Friday, February 09, 2007

Data Management

Of course, I like this link very much. The man I refer to as 'IP Hosting' was kind enough to spread the joy around. But that said, I have to say that way back in 1996, when I first addressed the national convention of school principals, there were few who were not afraid of the coming 'doom'.

It was in 1997 that I told a senior officer that the Macintosh platform was here to stay. His reply was that Apple was a dying company, and that its products were not worth investing in because the company would go broke and nobody would be able to maintain or repair the computers. At that point in history, I suppose it looked possible, if you were listening to everyone else and not doing your own research.

This was a decade ago. Since then, I've been taking a look at schools all around the region. And the odd thing is that very few of them have any independent and coherent IT policy at all. What there is seems mostly to be of the 'if it is good enough for the Government, it is good enough for us' variety. This is what happens if schools see themselves as wholly-owned subsidiaries of some corporation.

But if schools are supposedly different, independent, creative and able to forge ahead in niche areas of their own, why the lacklustre IT situation?

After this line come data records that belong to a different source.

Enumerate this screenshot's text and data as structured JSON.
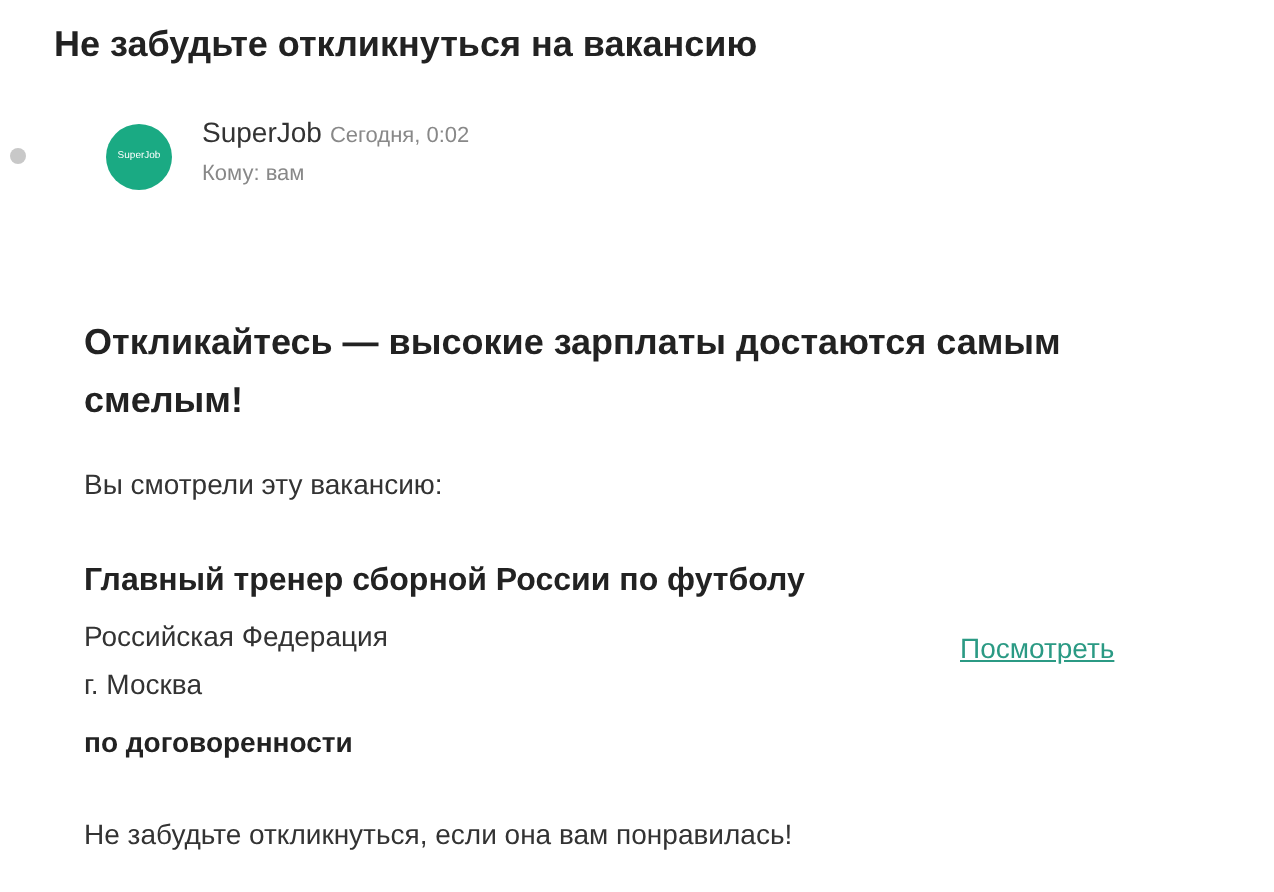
{
  "subject": "Не забудьте откликнуться на вакансию",
  "message": {
    "unread": true,
    "logo_text": "SuperJob",
    "sender": "SuperJob",
    "date": "Сегодня, 0:02",
    "recipient": "Кому: вам"
  },
  "body": {
    "heading": "Откликайтесь — высокие зарплаты достаются самым смелым!",
    "intro": "Вы смотрели эту вакансию:",
    "vacancy": {
      "title": "Главный тренер сборной России по футболу",
      "region": "Российская Федерация",
      "city": "г. Москва",
      "salary": "по договоренности",
      "link": "Посмотреть"
    },
    "outro": "Не забудьте откликнуться, если она вам понравилась!"
  }
}
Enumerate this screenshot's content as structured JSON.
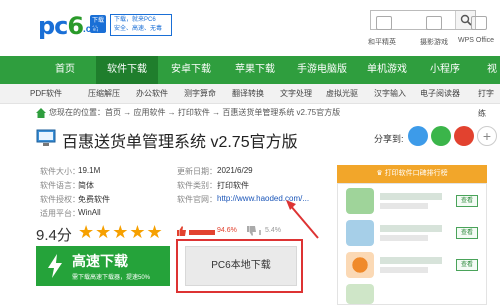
{
  "header": {
    "logo_main": "pc6",
    "logo_suffix": ".com",
    "logo_badge": "下载站",
    "slogan_line1": "下载，就来PC6",
    "slogan_line2": "安全、高速、无毒",
    "quick_links": [
      "和平精英",
      "摄影游戏",
      "WPS Office"
    ]
  },
  "nav": {
    "items": [
      "首页",
      "软件下载",
      "安卓下载",
      "苹果下载",
      "手游电脑版",
      "单机游戏",
      "小程序",
      "视"
    ],
    "active": "软件下载"
  },
  "subnav": {
    "items": [
      "PDF软件",
      "压缩解压",
      "办公软件",
      "测字算命",
      "翻译转换",
      "文字处理",
      "虚拟光驱",
      "汉字输入",
      "电子阅读器",
      "打字练"
    ]
  },
  "breadcrumb": {
    "text": "您现在的位置：首页 → 应用软件 → 打印软件 → 百惠送货单管理系统 v2.75官方版"
  },
  "app": {
    "title": "百惠送货单管理系统 v2.75官方版",
    "share_label": "分享到:"
  },
  "info": {
    "size_key": "软件大小：",
    "size_val": "19.1M",
    "date_key": "更新日期：",
    "date_val": "2021/6/29",
    "lang_key": "软件语言：",
    "lang_val": "简体",
    "cat_key": "软件类别：",
    "cat_val": "打印软件",
    "license_key": "软件授权：",
    "license_val": "免费软件",
    "site_key": "软件官网：",
    "site_val": "http://www.haoded.com/...",
    "platform_key": "适用平台：",
    "platform_val": "WinAll"
  },
  "rating": {
    "score": "9.4分",
    "stars": "★★★★★",
    "good_pct": "94.6%",
    "good_fraction": 0.946,
    "bad_pct": "5.4%",
    "bad_fraction": 0.054
  },
  "download": {
    "main_label": "高速下载",
    "main_sub": "需下载高速下载器，提速50%",
    "alt_label": "PC6本地下载"
  },
  "rank": {
    "head": "打印软件口碑排行榜",
    "view_label": "查看"
  },
  "colors": {
    "nav_green": "#2f9e3e",
    "download_green": "#25a33a",
    "rank_orange": "#f2a62a",
    "annotation_red": "#dd3333"
  }
}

I'm not saying that the situation is bad; I'm saying that it literally lacks lustre. The national state of IT is nurturing an IT-capable generation who are running so much faster than many educational institutions that they are getting bored in school. It isn't as if we could not have seen this coming - it has happened in that great megalith and IT 'paragon', the good ol' USA.

We cannot keep playing catch-up to the big boys, and then say that it is a good strategy to piggy-back off them. This is true, but there has to be some innovation at the conceptual and non-physical level so that we can make use of the technological expertise we are supposedly piggybacking on. This allows us to leapfrog ahead in a few areas, so that a forward outpost can be established in the conceptual future that will support our newer generations. (Yes, I am now suddenly and painfully aware that this paragraph sounds like the blurb from some episode of The Muppet Show.)

I know why this is happening. People read little of history and hence do not see how human blind-spot tendencies exist and may be overcome. People read little of speculative literature and hence do not have the mental flexibility to exploit other people's blind spots. But practical experience tells us that the situations in which such knowledge is useful do not commonly appear, and the adoption curve is normally too steep for progress anyway.

Oh well, back I go to my machine from the 'ought to be dead by now' company, where I will continue to indulge in 'you ought to be dead for this by now' activities which actually contribute to the world of thought and the magic of humanity.